In a presentation for its annual capital markets day in London, Daimler said costs linked to the tougher EU targets on CO2 emissions from passenger cars, which will be phased-in from next year, will add an extra €1 billion in expenditures as the group shifts focus to hybrid and electric vehicles.

"We are positioning the company for the transformation with a clear strategy for the future. The expenditure needed to achieve the CO2 targets require comprehensive measures to increase efficiency in all areas of our company. This also includes streamlining our processes and structures," said Daimler chairman Ola Källenius.

"This will have a negative impact on our earnings in 2020 and 2021. To remain successful in the future, we must therefore act now and significantly increase our financial strength," he added.

Daimler shares were marked 3.3% lower in early Thursday trading in Frankfurt to change hands at €51.78 each, while domestic rivals BMW AG (BMWYY) and Volkswagen AG (VLKAY) fell 1% each. 

European auto stocks were also pressured by today's deadline for President Donald Trump to either apply tariffs of 25% to regional imports into the United States or postpone that decision for another six months. Trump told reporters in Washington yesterday he's make an announcement "soon". 

European carmakers had been under pressure from comments made during Trump's State of the Union Speech to Congress earlier this year, when he urged lawmakers to pass the United States Reciprocal Trade Act, "so that if another country places an unfair tariff on an American product, we can charge them the exact same tariff on the exact same product that they sell to us."

The EU exported around 1.155 million cars to the U.S. market last year, according to the European Automobile Manufacturing Association, with total value of just over €37.3 billion ($41.8 billion).

The U.S, in contrast, moved only 267,653 cars in the other direction, a value of just €5.5 billion but still nearly 20% of the sector's entire international export base.
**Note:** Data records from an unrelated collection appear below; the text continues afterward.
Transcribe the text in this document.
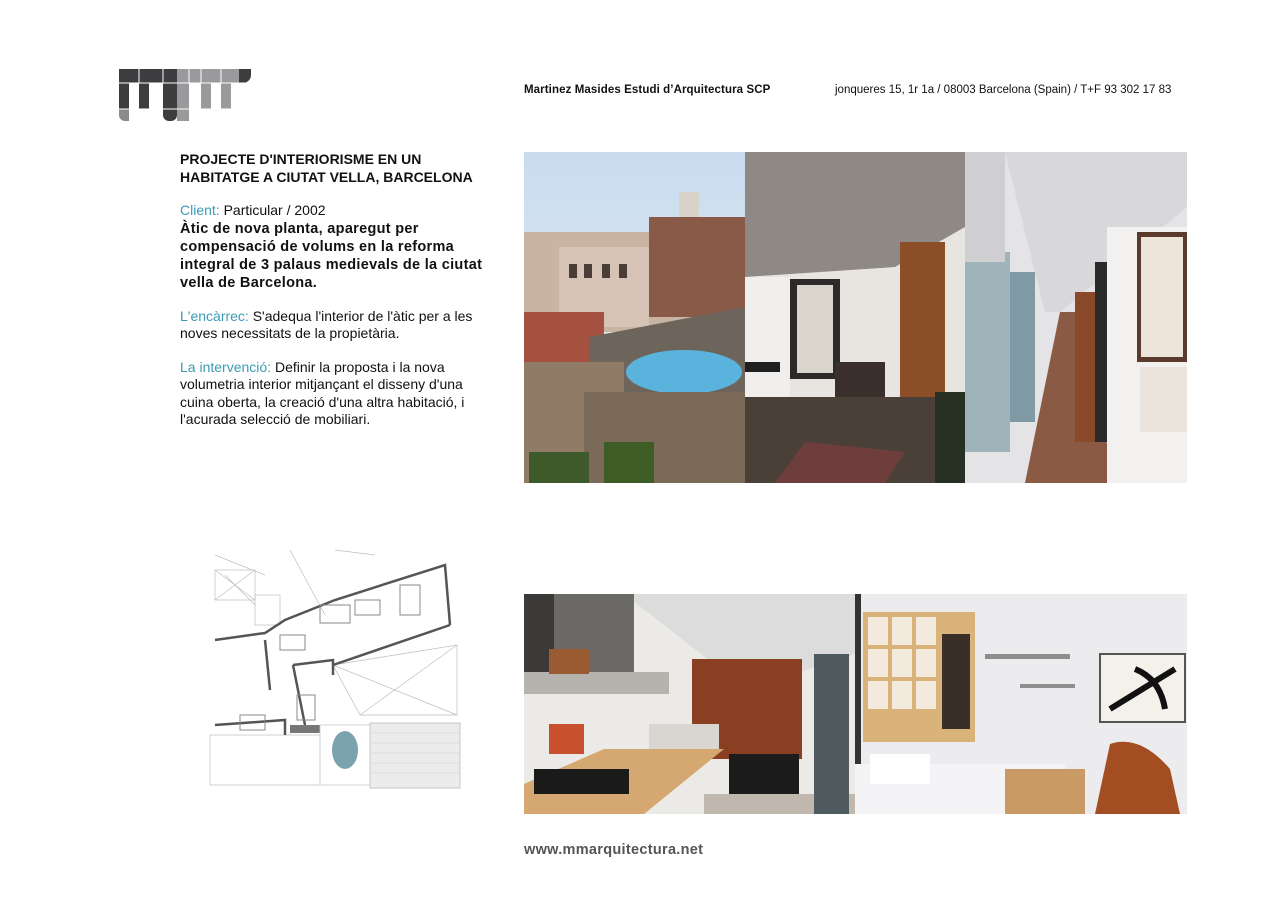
Martinez Masides Estudi d’Arquitectura SCP	jonqueres 15, 1r 1a / 08003 Barcelona (Spain) / T+F 93 302 17 83

PROJECTE D'INTERIORISME EN UN
HABITATGE A CIUTAT VELLA, BARCELONA

Client: Particular / 2002

Àtic de nova planta, aparegut per compensació de volums en la reforma integral de 3 palaus medievals de la ciutat vella de Barcelona.

L'encàrrec: S'adequa l'interior de l'àtic per a les noves necessitats de la propietària.

La intervenció: Definir la proposta i la nova volumetria interior mitjançant el disseny d'una cuina oberta, la creació d'una altra habitació, i l'acurada selecció de mobiliari.

www.mmarquitectura.net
Cars imported into the United States from countries that don't have existing pacts with Washington are subject to a 12.5% levy, while pickup trucks are subject to a 25% tariff.

That said, some of the largest production facilities of Europe's biggest carmarkers are located in the United States, with plants in Vance, Al. and Spartanburg, S.C. and Chattanooga, Tn., that assemble around a third of the German cars sold domestically.